Monday, September 21, 1998

Clipped Wings

Business World
Monday, September 21, 1998
Market Forces
By JOSE M. GALANG JR.

Shutting down Philippine Airlines will be a terrible blow to the government's privatization program, a 12-year-old effort to attract more private investments into the economy.

When placed on the auction block in 1992, PAL, then under the control of a couple of state entities attracted no less than the top conglomerates in the land, all imbued with dreams of elevating the flag-carrier into a major participant in the Asian region, if not in the world.

Instead of growing, however, PAL has had its wings clipped after failing to, first, make its operations more cost-effective and, later, operate under highly competitive conditions made more difficult eventually by the Asian financial turmoil.

Just a year after it was turned over to private hands, PAL started running up losses, which continued even with the increased volume of passenger traffic brought about by the economic recovery in the mid-1990s.

Given such a fragile situation, it was no wonder that when the pilots walked out in July the company simply headed for collapse. The airline was no longer prepared for such a crippling stoppage in operations caused by the strike, later joined in by the other employees.

The PAL experience is a departure from that of other state corporations that had also been sold off to private investors. Most of the other privatized entities actually began making money after changes in management, giving truth to the belief that most economic activities can be better handled by private groups.

What has made PAL's case different?

The airline's top boss, Lucio Tan, the low-profile tycoon who built an empire on tobacco and liquor, was not even a direct participant in the beginning. An alliance led by PLDT head Antonio Cojuangco, Bank of PI, and then-chairman Andres Soriano III of San Miguel won the January 1992 bidding for PAL, but the group failed to raise sufficient cash for the down payment two months later and had to run for help to Tan, who, under the rules of the privatization program, was barred for being a so-called Marcos crony.

That arrangement was kept secret until a few months later when Tan, getting uncomfortable with the various purchases being made by the Cojuangco-led management group, asserted his right to the airline by virtue of his financial exposure.

Even that change in leadership, which put government nominee Carlos Dominguez at the pilot's seat, apparently was not helpful. PAL’s operating costs continued to mount.

By September 1993, PAL was in the red. The losses continued, even after cost-cutting measures, according to airline records. The string of losses prompted another change in management, this time with Tan-picked Jose "Pepeton" Garcia.

The bulk of the increase in costs has been in the servicing of the airline's fleet. In the early months of the privatized setup, such servicing was even farmed out to foreign groups.

The dollar-denominated fees just kept on growing, not to mention the write-offs of certain engines and parts that later proved to be unserviceable despite the expensive servicing costs.

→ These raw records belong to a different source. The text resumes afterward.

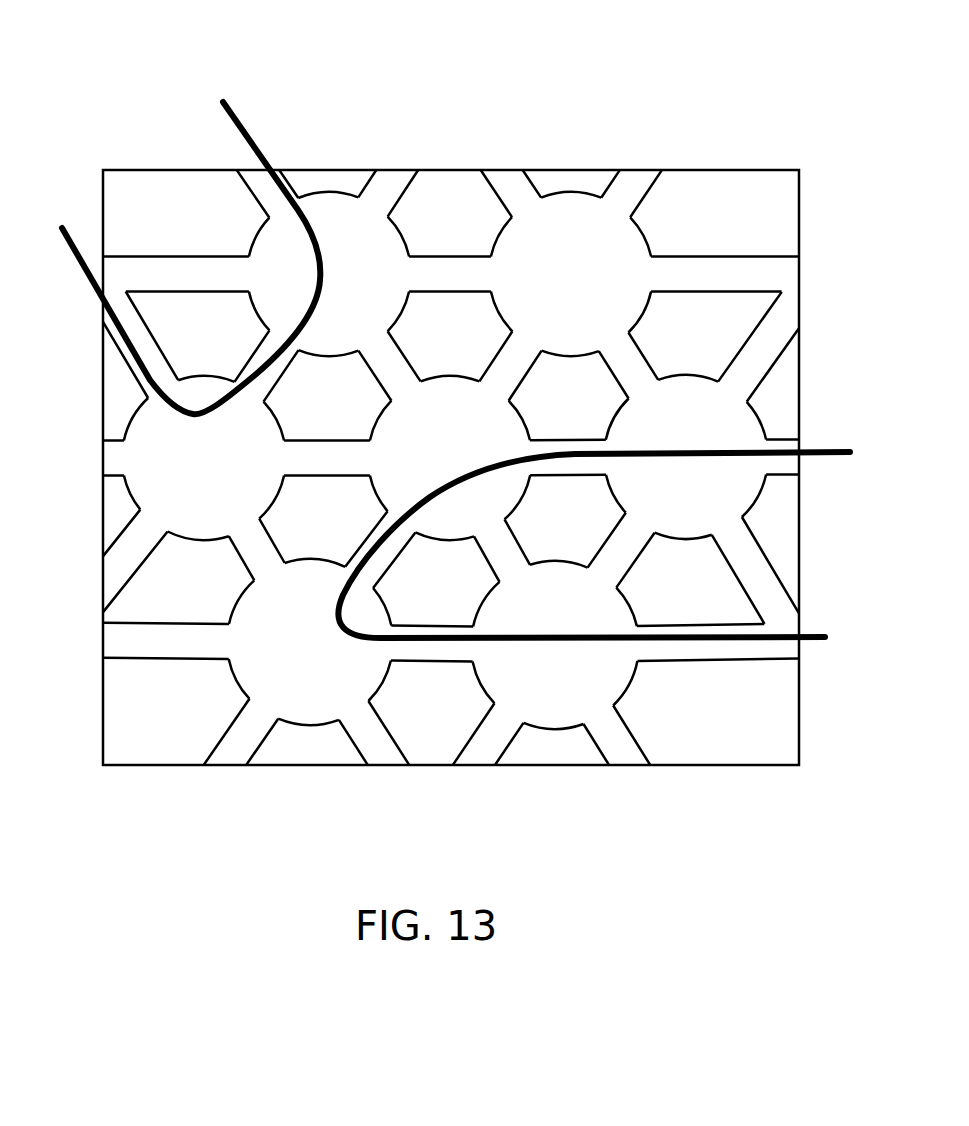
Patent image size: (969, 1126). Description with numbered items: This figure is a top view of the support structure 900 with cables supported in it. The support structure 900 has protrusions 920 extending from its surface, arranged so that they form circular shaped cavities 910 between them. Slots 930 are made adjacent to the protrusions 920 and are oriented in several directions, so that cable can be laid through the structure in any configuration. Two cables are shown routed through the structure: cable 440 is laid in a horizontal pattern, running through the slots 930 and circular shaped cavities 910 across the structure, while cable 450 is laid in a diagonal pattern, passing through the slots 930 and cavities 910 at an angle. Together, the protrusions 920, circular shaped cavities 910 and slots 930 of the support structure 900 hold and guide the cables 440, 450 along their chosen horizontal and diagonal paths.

The support structure 900 is at (430, 82).
The circular shaped cavities 910 is at (585, 284).
The protrusions 920 is at (472, 226).
The slots 930 is at (528, 178).
The cable 440 is at (836, 450).
The cable 450 is at (252, 132).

Somehow, PAL was never really able to sustain a program to limit debts to "manageable" levels as it kept on borrowing for new aircraft acquisitions. These debts, mostly to foreign banks, are now the biggest burden to the airline.

Tan has also expressed a desire for PAL to focus on Asian routes because that was where the passenger traffic had been growing. There were, indeed, plans to establish "spoke-and-hub" operations around East Asia.

The goal might have been practical, analysts believed, but subsequent aircraft purchases, however, were for long-haul flights. Deployed to short-range routes, such aircraft could only mean costs that were uneconomic.

Should PAL actually stop flying in three days' time, the repercussion on the local investment climate can only be gloomy. It is not only the flow of tourists that an airline such as PAL supports. The flow of goods to keep industries from various parts of the country running will also be jeopardized with the absence of PAL.

And with the number of privatization plans being lined up by the Estrada government as part of its move to boost revenues for its various development projects, any diminution of investor interest can only lead to lackluster results.

Who will suffer from that scenario? The poor, of course. If the Estrada government is still keen on its pro-poor program, it should round up all the support it can muster to keep the airline in the air.